Masyarakat Adat dan Perampasan Tanah Adat di Papua
Perampasan hak-hak masyarakat adat sering tejadi di Papua. Tanah-tanah adat dirampas untuk pembangunan transmigrasi, basis militer dan untuk kepentingan investor tanpa memberikan ganti rugi yang layak. Perampasan tanah-tanah adat ini tidak saja merusak ekonomi masyarakat yang mana mereka mengantungkan hidup dari tanah tersebut tapi juga merusak nila-nilai tradisi yang lama dipegang. Masyarakat Papua selalu menganggap tanah sebagai “IBU’ yang mana tanah itu memberikan perlindungan / memberikan makan dan menganggap “Sungai” sebagai “air susu” yang mengalirkan air kehidupan.

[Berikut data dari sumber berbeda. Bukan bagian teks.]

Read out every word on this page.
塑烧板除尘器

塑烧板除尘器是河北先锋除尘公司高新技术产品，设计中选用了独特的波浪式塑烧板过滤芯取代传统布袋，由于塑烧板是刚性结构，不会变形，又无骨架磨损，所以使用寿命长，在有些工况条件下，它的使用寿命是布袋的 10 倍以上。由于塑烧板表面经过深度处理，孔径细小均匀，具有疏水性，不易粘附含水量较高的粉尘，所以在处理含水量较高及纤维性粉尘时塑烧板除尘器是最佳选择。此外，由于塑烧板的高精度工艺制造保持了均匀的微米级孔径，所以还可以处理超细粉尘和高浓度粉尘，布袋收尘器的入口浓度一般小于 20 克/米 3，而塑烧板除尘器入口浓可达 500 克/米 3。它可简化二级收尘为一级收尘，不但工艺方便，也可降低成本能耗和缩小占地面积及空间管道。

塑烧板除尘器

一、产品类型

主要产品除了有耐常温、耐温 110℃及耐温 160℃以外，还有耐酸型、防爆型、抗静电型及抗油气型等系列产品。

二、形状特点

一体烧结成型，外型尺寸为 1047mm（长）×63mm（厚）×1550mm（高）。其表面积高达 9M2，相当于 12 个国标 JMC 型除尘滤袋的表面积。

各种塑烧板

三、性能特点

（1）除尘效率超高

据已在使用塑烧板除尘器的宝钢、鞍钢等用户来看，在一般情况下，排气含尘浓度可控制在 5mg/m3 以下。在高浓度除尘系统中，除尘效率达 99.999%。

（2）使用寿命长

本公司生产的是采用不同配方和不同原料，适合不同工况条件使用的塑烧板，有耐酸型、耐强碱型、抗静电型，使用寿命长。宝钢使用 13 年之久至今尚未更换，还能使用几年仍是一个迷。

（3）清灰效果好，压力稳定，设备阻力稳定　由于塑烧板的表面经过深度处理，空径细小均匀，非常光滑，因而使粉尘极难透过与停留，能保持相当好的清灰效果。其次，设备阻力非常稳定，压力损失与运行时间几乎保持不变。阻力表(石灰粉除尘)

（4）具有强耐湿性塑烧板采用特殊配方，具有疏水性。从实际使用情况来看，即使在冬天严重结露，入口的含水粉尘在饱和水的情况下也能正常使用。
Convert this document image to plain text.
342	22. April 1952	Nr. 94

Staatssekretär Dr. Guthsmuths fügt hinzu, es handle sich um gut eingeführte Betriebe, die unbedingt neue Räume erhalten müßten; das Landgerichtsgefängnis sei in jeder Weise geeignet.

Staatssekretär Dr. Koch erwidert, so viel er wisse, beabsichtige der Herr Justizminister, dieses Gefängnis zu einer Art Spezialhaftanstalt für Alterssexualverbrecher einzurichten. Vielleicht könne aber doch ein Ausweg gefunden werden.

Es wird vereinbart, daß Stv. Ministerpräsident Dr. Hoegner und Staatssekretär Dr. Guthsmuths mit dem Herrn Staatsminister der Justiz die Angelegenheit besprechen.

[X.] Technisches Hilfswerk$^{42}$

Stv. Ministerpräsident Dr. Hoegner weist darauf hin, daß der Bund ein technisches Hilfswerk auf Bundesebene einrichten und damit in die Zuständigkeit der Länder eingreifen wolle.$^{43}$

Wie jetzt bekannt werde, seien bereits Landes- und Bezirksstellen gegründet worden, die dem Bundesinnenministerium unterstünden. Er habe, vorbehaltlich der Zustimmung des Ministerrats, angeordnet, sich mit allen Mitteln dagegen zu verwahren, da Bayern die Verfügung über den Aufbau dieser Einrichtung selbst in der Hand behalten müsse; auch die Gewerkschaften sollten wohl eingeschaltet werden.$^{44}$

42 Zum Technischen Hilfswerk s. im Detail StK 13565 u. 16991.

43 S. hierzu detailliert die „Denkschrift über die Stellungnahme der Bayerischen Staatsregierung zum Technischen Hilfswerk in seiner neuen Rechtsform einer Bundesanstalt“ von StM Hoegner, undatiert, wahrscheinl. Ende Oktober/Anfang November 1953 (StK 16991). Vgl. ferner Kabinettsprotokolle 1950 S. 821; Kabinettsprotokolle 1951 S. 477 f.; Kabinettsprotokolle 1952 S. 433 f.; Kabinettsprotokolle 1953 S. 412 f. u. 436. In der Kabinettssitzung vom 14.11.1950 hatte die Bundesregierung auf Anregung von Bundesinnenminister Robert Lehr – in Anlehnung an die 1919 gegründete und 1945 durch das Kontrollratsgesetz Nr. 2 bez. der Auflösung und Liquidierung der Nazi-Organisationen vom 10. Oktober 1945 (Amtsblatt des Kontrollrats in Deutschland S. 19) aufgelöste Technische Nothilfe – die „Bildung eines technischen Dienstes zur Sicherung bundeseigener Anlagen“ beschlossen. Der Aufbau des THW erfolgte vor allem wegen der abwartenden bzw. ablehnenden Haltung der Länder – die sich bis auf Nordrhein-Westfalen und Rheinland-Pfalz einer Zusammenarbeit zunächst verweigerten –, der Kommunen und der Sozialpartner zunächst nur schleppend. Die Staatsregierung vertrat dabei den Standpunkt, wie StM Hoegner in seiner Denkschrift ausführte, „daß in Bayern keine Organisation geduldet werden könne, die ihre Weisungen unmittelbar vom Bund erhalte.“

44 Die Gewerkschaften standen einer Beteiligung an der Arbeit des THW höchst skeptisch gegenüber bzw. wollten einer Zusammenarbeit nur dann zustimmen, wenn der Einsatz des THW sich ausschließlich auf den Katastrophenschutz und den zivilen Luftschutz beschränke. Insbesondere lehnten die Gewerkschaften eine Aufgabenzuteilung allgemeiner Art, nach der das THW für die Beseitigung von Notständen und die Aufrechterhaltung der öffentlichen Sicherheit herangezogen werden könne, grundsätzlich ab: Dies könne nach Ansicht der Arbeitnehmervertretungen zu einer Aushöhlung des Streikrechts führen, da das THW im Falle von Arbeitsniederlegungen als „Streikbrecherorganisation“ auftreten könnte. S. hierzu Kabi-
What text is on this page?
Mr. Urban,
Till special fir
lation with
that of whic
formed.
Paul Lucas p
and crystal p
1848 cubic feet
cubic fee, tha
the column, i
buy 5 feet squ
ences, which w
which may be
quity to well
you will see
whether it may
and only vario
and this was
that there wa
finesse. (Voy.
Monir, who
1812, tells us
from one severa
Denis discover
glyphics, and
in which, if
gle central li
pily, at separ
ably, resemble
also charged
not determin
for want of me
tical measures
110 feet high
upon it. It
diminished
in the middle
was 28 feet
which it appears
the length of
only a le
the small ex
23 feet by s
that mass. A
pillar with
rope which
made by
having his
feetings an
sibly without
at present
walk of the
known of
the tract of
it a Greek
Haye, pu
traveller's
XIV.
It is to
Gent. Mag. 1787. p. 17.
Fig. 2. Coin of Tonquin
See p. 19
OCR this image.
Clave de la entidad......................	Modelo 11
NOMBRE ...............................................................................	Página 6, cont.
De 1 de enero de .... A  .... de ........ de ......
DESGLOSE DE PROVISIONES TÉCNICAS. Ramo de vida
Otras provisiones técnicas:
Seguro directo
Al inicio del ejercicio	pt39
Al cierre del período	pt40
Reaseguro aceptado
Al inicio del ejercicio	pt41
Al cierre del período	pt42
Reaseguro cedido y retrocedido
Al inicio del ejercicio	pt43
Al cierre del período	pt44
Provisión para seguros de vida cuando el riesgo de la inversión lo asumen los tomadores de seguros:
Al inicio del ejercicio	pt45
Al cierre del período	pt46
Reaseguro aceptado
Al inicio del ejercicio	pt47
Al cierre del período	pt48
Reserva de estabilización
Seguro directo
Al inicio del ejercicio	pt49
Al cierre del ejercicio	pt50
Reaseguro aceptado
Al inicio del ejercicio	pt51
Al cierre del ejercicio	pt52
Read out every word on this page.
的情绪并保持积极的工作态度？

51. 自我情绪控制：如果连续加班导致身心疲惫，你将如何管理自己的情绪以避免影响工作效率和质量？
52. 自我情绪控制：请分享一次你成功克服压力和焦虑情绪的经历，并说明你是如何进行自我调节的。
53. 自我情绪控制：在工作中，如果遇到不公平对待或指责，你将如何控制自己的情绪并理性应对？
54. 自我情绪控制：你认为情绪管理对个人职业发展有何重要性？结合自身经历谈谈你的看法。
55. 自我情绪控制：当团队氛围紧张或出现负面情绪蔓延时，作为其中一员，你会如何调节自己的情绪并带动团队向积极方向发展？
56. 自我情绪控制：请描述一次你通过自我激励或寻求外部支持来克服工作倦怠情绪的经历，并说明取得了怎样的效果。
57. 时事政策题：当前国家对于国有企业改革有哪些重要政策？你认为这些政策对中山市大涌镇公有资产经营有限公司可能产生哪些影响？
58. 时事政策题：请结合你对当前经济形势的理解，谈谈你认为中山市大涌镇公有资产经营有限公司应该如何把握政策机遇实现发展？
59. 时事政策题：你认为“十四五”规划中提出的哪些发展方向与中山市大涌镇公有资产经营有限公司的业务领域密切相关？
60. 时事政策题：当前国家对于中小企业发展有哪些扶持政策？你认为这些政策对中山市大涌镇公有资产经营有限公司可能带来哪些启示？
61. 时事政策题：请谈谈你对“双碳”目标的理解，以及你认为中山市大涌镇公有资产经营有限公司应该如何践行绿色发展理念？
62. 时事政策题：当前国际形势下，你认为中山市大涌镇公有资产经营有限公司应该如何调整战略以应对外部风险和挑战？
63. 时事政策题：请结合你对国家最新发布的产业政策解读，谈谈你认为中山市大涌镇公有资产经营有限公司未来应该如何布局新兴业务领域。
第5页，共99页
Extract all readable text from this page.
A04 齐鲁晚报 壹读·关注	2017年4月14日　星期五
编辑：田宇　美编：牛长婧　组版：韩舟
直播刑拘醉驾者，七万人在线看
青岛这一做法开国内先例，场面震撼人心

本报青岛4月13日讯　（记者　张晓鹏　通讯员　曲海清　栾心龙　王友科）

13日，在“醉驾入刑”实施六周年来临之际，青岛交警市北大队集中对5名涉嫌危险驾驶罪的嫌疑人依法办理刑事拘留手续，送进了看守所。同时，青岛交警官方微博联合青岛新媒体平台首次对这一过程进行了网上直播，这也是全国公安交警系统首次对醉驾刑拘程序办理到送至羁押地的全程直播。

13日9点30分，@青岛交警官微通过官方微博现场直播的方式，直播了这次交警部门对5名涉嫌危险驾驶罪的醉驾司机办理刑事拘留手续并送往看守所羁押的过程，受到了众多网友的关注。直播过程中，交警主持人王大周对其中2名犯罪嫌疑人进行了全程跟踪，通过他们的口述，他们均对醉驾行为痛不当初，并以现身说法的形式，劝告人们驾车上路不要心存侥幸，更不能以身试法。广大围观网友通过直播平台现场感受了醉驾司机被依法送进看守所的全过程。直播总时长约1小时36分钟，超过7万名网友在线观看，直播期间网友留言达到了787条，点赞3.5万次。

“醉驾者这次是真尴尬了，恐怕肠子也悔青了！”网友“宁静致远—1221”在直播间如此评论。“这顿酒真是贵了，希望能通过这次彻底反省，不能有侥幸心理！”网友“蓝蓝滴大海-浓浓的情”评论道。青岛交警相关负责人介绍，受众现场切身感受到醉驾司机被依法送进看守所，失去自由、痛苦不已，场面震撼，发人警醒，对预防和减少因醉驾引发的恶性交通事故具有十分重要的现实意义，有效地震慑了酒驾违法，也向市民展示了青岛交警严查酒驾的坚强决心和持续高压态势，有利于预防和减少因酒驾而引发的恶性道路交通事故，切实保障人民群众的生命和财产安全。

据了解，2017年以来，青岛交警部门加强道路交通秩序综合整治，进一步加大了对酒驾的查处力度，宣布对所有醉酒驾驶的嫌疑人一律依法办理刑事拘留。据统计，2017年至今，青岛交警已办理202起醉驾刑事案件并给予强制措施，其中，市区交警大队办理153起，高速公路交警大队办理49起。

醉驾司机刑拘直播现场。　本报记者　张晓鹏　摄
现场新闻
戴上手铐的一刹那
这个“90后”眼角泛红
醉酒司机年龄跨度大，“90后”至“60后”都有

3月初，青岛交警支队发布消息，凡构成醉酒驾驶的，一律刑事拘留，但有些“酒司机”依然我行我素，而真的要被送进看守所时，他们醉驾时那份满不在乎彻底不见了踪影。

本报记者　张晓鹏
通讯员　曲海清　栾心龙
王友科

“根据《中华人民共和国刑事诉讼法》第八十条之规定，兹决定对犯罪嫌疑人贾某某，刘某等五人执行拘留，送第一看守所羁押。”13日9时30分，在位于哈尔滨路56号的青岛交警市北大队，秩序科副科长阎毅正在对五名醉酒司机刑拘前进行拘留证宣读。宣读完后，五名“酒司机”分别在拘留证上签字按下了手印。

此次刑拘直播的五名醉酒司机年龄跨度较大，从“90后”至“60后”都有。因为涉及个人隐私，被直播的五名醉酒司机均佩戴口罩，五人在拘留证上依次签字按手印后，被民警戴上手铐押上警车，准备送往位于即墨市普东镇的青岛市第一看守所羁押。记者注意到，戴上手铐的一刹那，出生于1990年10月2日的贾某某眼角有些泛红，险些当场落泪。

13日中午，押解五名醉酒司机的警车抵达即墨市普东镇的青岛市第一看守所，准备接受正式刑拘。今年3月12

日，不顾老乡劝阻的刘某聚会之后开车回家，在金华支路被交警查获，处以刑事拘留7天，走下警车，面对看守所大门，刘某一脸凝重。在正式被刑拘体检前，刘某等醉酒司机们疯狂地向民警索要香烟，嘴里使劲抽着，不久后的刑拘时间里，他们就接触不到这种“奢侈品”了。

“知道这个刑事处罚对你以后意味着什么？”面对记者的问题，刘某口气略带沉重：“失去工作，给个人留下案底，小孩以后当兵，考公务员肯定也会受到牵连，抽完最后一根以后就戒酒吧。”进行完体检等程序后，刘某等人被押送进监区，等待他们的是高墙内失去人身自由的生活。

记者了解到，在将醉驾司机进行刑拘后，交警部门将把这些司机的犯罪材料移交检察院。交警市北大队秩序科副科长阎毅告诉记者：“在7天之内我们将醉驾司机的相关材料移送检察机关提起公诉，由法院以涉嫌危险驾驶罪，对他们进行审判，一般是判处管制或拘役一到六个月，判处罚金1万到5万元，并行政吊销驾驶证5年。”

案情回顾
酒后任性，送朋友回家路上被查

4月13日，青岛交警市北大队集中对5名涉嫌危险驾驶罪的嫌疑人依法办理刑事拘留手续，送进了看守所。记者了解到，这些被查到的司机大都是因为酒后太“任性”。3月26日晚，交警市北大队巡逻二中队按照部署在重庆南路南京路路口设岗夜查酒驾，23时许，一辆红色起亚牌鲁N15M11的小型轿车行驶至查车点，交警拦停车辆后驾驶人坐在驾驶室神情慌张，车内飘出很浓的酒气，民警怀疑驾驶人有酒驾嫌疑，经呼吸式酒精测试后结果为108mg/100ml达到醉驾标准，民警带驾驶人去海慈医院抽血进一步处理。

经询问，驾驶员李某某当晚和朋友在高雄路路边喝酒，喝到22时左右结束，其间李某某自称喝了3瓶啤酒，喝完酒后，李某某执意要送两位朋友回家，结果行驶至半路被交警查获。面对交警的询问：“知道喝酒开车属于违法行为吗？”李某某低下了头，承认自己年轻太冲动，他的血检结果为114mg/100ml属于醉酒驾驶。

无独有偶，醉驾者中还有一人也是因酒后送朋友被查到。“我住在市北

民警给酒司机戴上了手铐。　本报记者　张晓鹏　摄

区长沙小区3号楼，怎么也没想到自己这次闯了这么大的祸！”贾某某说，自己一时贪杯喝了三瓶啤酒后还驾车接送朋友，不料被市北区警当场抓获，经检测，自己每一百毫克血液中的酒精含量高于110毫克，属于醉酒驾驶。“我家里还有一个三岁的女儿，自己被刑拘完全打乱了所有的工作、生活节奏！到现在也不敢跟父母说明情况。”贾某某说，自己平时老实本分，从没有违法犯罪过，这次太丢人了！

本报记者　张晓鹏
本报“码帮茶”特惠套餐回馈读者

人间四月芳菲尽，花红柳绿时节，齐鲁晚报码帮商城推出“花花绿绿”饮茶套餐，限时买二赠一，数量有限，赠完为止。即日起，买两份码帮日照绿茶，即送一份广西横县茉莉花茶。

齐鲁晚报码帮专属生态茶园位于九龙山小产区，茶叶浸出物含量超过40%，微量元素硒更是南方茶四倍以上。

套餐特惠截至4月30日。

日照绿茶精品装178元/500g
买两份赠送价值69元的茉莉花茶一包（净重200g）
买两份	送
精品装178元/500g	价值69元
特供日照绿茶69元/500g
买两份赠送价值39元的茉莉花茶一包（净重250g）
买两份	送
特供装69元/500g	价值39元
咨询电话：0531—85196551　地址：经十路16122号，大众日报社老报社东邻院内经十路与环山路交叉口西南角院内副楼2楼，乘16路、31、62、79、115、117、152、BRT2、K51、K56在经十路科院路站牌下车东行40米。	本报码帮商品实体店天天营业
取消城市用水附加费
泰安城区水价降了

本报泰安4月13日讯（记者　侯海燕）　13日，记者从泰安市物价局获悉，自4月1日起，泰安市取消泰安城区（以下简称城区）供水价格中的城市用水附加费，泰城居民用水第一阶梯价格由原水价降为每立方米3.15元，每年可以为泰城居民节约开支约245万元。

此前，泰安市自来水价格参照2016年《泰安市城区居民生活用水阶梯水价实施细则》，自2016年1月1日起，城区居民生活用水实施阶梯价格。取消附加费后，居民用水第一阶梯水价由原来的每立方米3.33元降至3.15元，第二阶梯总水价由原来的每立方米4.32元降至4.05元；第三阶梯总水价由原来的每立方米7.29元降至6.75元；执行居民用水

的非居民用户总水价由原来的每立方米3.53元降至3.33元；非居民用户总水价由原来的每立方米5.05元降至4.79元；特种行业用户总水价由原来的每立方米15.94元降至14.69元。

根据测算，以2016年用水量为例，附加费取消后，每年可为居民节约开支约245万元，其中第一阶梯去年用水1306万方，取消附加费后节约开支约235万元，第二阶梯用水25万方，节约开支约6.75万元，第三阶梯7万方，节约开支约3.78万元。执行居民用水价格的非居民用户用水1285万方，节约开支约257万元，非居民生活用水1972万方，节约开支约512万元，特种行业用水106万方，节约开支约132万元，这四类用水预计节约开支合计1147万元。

Ketika masyarakat melawan, ingin mempertahankan hak dan nilai tradisi mereka, maka dituduh menghambat pembangunan dan menjadi bagian dari separatis. Alasan tersebut dipakai sebagai pembenaran untuk menindak keras atau menciptkan mata rantai kekerasan baru. Contoh kasus adalah perlawan suku Amungme terhadap kehadiran PT Freeport, yang merusak tanah dan lingkungan serta pencemaran sungai. Banyak orang terbunuh karena mencoba mempertahankan hak-hak SDA mereka seperti kasus di daerah-daerah pertambangan seperti Hoya, Agandi, dll. Kasus ini telah dilaporkan oleh Gereja dan diselidiki oleh Komnas HAM tahun 1995.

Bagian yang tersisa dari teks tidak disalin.